Bitnami saved my life but does it have prospects for enterprise?

Hello world. This is a quick 10 minute braindump on Bitnami.

For anyone who hasn’t heard of Bitnami, it’s a neat resource for people that don’t want to hassle of configuring and deploying web applications or don’t know how. You set up an a WordPress installation that’s fully featured and reasonably secure and reliable in minutes, and you can do it on your own terms – no awful hosted WordPress services that make setup easy but prevent any meaningful customisation.

And it got the attention of hyperscale cloud providers. You can spin up Bitnami WordPress natively within Amazon Lightsail (the AWS for dummies alternative to EC2) with a couple of clicks, map your domain to it and you’ve got a blog on your domain, on a server you own, with software that’s open source and fully customisable. The reason is that Bitnami’s expert team package up all the bits of the stack you need – the operating system, web server, database, software and throw in some nice pre-made setup configurations and tools that make tricky tasks like dns and installing an SSL certificate easy for a relative novice with a command line. And excellent documentation.

Cloud is a great use case, but Bitnami also provides ready-made images that you can test out as a virtual machine on your workstation using VirtualBox or VMware (yes, more on that later).

What it doesn’t do is provide is any sort of ongoing maintenance. If you want to update your stack, you spin up a new instance and transfer your application data over.
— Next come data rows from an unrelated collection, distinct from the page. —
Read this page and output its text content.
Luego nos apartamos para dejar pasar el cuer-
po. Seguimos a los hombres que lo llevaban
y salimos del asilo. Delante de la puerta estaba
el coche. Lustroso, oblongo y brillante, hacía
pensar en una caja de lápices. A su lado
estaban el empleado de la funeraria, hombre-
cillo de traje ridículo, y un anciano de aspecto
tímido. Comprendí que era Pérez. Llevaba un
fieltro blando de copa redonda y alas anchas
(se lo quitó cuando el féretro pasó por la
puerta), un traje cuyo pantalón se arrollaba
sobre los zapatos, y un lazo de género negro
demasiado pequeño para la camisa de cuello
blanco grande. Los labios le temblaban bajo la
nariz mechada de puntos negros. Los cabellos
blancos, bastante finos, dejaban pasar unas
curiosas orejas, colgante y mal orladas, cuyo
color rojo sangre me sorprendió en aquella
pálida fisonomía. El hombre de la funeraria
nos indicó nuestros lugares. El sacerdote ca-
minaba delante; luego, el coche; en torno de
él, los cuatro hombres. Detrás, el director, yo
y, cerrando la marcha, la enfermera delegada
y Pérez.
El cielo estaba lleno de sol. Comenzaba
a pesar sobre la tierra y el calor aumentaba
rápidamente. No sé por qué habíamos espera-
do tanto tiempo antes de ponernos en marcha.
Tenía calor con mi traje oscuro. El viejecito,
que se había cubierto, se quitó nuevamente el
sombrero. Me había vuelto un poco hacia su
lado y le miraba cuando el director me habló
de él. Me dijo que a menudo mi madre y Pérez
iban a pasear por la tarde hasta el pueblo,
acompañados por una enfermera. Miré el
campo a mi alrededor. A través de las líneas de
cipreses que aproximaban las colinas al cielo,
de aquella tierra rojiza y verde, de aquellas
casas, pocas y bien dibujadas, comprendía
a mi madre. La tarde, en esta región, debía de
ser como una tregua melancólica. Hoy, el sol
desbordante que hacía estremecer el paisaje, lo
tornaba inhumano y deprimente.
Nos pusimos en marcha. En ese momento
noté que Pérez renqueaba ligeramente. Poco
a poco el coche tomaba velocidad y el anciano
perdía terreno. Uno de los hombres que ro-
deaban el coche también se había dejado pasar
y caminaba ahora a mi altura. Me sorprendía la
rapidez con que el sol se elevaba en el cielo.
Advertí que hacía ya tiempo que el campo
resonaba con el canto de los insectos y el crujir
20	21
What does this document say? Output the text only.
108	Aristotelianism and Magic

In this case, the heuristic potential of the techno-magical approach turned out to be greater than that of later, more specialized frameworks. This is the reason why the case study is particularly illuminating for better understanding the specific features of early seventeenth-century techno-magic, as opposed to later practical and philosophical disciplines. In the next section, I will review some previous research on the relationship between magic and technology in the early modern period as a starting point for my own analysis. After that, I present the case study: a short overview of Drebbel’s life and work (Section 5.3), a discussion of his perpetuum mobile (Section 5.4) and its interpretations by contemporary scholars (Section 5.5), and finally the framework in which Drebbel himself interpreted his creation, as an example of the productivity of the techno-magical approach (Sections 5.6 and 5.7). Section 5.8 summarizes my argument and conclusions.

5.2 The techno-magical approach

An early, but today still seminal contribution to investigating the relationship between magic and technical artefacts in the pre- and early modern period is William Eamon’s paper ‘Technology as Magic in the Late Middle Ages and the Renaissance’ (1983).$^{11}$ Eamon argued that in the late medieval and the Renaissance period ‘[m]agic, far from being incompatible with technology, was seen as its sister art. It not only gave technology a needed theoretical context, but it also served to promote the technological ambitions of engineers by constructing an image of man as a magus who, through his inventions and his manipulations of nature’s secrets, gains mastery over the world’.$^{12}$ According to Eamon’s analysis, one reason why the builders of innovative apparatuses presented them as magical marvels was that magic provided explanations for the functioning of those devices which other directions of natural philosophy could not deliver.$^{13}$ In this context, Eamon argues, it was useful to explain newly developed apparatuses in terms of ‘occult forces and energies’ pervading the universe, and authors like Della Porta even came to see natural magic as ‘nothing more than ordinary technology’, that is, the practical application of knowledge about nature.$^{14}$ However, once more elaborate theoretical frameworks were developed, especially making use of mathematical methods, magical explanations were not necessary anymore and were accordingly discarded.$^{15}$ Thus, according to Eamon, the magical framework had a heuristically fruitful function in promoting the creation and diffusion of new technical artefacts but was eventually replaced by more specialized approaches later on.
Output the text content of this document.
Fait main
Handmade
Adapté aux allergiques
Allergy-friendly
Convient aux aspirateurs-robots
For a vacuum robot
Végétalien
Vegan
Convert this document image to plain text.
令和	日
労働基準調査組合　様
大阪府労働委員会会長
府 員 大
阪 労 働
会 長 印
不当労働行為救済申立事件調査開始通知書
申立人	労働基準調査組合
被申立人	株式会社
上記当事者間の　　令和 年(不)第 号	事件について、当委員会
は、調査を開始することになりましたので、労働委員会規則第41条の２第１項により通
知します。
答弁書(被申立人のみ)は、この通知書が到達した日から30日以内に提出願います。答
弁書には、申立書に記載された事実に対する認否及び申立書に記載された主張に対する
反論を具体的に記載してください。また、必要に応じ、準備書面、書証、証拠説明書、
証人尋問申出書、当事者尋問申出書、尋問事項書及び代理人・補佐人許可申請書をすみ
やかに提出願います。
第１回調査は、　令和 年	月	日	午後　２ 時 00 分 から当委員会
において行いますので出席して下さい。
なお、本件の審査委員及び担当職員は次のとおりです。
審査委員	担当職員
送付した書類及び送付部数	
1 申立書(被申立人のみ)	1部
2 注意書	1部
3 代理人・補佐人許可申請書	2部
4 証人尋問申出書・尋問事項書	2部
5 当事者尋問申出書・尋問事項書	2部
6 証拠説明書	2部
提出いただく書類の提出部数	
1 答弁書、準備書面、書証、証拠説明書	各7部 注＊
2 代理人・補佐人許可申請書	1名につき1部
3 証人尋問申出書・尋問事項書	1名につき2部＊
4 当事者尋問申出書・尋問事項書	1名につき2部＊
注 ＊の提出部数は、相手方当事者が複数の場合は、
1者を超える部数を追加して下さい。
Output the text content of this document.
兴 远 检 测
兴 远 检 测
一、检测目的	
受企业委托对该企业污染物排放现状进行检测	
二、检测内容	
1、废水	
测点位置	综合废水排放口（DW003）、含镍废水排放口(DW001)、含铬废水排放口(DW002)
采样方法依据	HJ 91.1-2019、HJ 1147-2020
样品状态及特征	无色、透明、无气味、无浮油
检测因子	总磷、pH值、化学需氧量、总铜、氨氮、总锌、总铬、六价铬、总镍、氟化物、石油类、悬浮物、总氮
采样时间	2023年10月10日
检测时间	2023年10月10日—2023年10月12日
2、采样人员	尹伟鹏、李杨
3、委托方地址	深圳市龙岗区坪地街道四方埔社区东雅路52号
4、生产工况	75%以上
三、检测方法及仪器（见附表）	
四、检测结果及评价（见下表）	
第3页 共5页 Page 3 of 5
In the age of virtualisation and cloud, this isn’t such a bad discipline : I find I have a more robust server and much less maintenance to do if I simply kill off an old server and port my data across. But that’s a simple WordPress (or equally simple PHP site), with less than half a Gigabyte of data.

If you want to be able to backup and manage applications ie. at the application level, then can you move to Bitnami Cloud. This is Bitnami’s proprietary value-add, providing a console for application management at the VM / stack level. You can deploy ready-configured applications directly to major cloud providers from Bitnami, migrate and backup instances and more without lock-in, or at least to a big nasty cloud provider.

OK, so here’s where we get enterprise-y. If you’re a business of any size it’s attractive to manage popular applications hosted on multiple cloud infrastructures from a single console. It’s easier for IT / web devs, makes deployment faster (especially for test and development) and there are data protection features and templates to make that easier. It’s multi-cloud, yes, but it doesn’t mean you can seamless drag and drop workloads from Google Cloud Platform to AWS if they offer you better rates.

Bitnami has come on alot since I first discovered it, but careful injection of capital and IP from – let’s say – a virtualisation pioneer would help that vendor build a uniquely interoperable multi-cloud ecosystem for virtualised workloads, and help Bitnami manifest its vision and become much more than it has been able to so far from it’s open source web app roots. Of course, containerisation is the elephant in the room here – why bother with virtualisation servers when you can deploy a portable Docker image and even Kubernetes orchestration given it’s growing popularity to achieve multi-cloud flexibility?

Where would the eponymous VM|ware like to stick Bitnami’s Docker vision, I wonder?